El trabajo de años se desmoronó con esa frase. Ángel salió como mareado de esa oficina y se sentó en una plaza con la cabeza entre las manos. En la otra punta del banco había una chica argentina de veinte años, estudiante de sociología del barrio de Belgrano. También tenía la cabeza entre las manos. Acababa de pelearse con sus padres, en medio de un viaje turístico y había decidido seguir las vacaciones por su cuenta. Se encontrarían en Buenos Aires a fin de mes.
Así se conocieron María y Ángel. El le contó su drama y ella le dijo yo te ayudo.
Volvió en la canoa con él. Cuatro días hasta llegar a las cañadas del Río Morona. Y lo siguió por los senderos de la selva por semanas visitando aldeas y escribiendo declaraciones de adhesión que los indígenas firmaban con una cruz sin entender más que lo que Ángel les explicaba.
María olvidó su promesa de volver a casa a fin de mes y su padre (un cardiólogo porteño) viajó por todo Perú buscándola. La policía le dijo que estaba secuestrada por los narcotraficantes y que debía pagar treinta mil dólares. Pero esa es otra historia.
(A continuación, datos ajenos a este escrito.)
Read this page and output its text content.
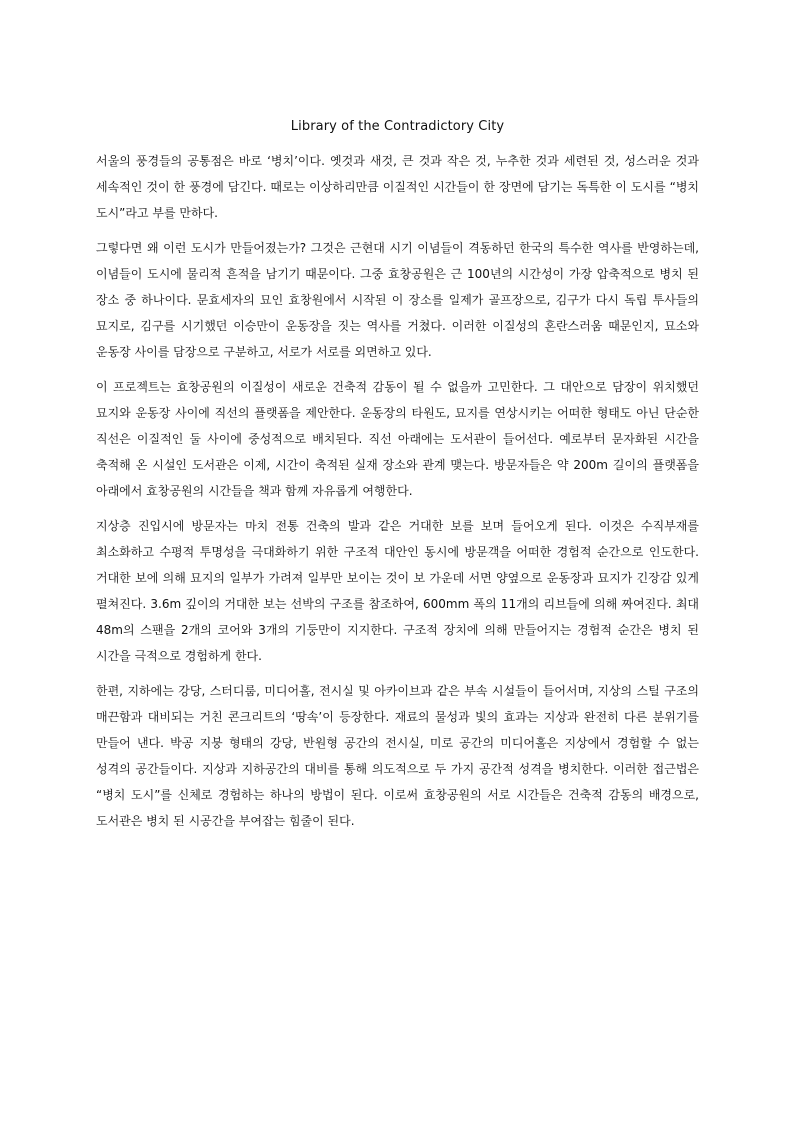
Library of the Contradictory City

서울의 풍경들의 공통점은 바로 ‘병치’이다. 옛것과 새것, 큰 것과 작은 것, 누추한 것과 세련된 것, 성스러운 것과 세속적인 것이 한 풍경에 담긴다. 때로는 이상하리만큼 이질적인 시간들이 한 장면에 담기는 독특한 이 도시를 “병치 도시”라고 부를 만하다.

그렇다면 왜 이런 도시가 만들어졌는가? 그것은 근현대 시기 이념들이 격동하던 한국의 특수한 역사를 반영하는데, 이념들이 도시에 물리적 흔적을 남기기 때문이다. 그중 효창공원은 근 100년의 시간성이 가장 압축적으로 병치 된 장소 중 하나이다. 문효세자의 묘인 효창원에서 시작된 이 장소를 일제가 골프장으로, 김구가 다시 독립 투사들의 묘지로, 김구를 시기했던 이승만이 운동장을 짓는 역사를 거쳤다. 이러한 이질성의 혼란스러움 때문인지, 묘소와 운동장 사이를 담장으로 구분하고, 서로가 서로를 외면하고 있다.

이 프로젝트는 효창공원의 이질성이 새로운 건축적 감동이 될 수 없을까 고민한다. 그 대안으로 담장이 위치했던 묘지와 운동장 사이에 직선의 플랫폼을 제안한다. 운동장의 타원도, 묘지를 연상시키는 어떠한 형태도 아닌 단순한 직선은 이질적인 둘 사이에 중성적으로 배치된다. 직선 아래에는 도서관이 들어선다. 예로부터 문자화된 시간을 축적해 온 시설인 도서관은 이제, 시간이 축적된 실재 장소와 관계 맺는다. 방문자들은 약 200m 길이의 플랫폼을 아래에서 효창공원의 시간들을 책과 함께 자유롭게 여행한다.

지상층 진입시에 방문자는 마치 전통 건축의 발과 같은 거대한 보를 보며 들어오게 된다. 이것은 수직부재를 최소화하고 수평적 투명성을 극대화하기 위한 구조적 대안인 동시에 방문객을 어떠한 경험적 순간으로 인도한다. 거대한 보에 의해 묘지의 일부가 가려져 일부만 보이는 것이 보 가운데 서면 양옆으로 운동장과 묘지가 긴장감 있게 펼쳐진다. 3.6m 깊이의 거대한 보는 선박의 구조를 참조하여, 600mm 폭의 11개의 리브들에 의해 짜여진다. 최대 48m의 스팬을 2개의 코어와 3개의 기둥만이 지지한다. 구조적 장치에 의해 만들어지는 경험적 순간은 병치 된 시간을 극적으로 경험하게 한다.

한편, 지하에는 강당, 스터디룸, 미디어홀, 전시실 및 아카이브과 같은 부속 시설들이 들어서며, 지상의 스틸 구조의 매끈함과 대비되는 거친 콘크리트의 ‘땅속’이 등장한다. 재료의 물성과 빛의 효과는 지상과 완전히 다른 분위기를 만들어 낸다. 박공 지붕 형태의 강당, 반원형 공간의 전시실, 미로 공간의 미디어홀은 지상에서 경험할 수 없는 성격의 공간들이다. 지상과 지하공간의 대비를 통해 의도적으로 두 가지 공간적 성격을 병치한다. 이러한 접근법은 “병치 도시”를 신체로 경험하는 하나의 방법이 된다. 이로써 효창공원의 서로 시간들은 건축적 감동의 배경으로, 도서관은 병치 된 시공간을 부여잡는 힘줄이 된다.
Angel y María tenían un objetivo. Sacar a los Achuar de la pobreza extrema. Era un pueblo difícil de organizar y coordinar ( es como arriar gatos me dijo una vez un peruano) pero además debían hacerlo de forma en que las autoridades peruanas, de una cultura totalmente distinta, aprobaran. Y como si eso fuera poco, lidiando con el enorme poder de las petroleras multinacionales… Lo desafiante de la situación hace que sea un caso ejemplar para cualquiera que se enfrenta con un liderazgo complicado. Angel tuvo claro lo que quería lograr. Buscó consenso con gran dedicación. Chocó con una fuerte desilusión pero no se dio por vencido. Consiguió entusiasmar a una aliada vital. Logro que se reconociera su representatividad hacia adentro y hacia fuera. Hizo una reunión de una semana (que yo facilité) con todos los líderes de su gente para decidir qué pedirían a cambio de dejar entrar a la petrolera. Y finalmente negociaron un acuerdo. Mucho tiempo después de que María hubiese sido encontrada por su padre y llevada de vuelta a casa para no volver nunca más.
En mi última participación con ellos yo ya tenía un celular y estando en la amazónica ciudad de Tarpoto con Angel, lo comuniqué a con María que estaba en Buenos Aires. Angel aceptó el teléfono y no me lo devolvió hasta que se quedeó sin batería. A medida que pasaba el tiempo y no me lo devolvía cada vez me preocupaba menos el costo y más me impactaba el honor de haber rozado tangencialemente una historia de amor y liderazgo, épica y posmoderna.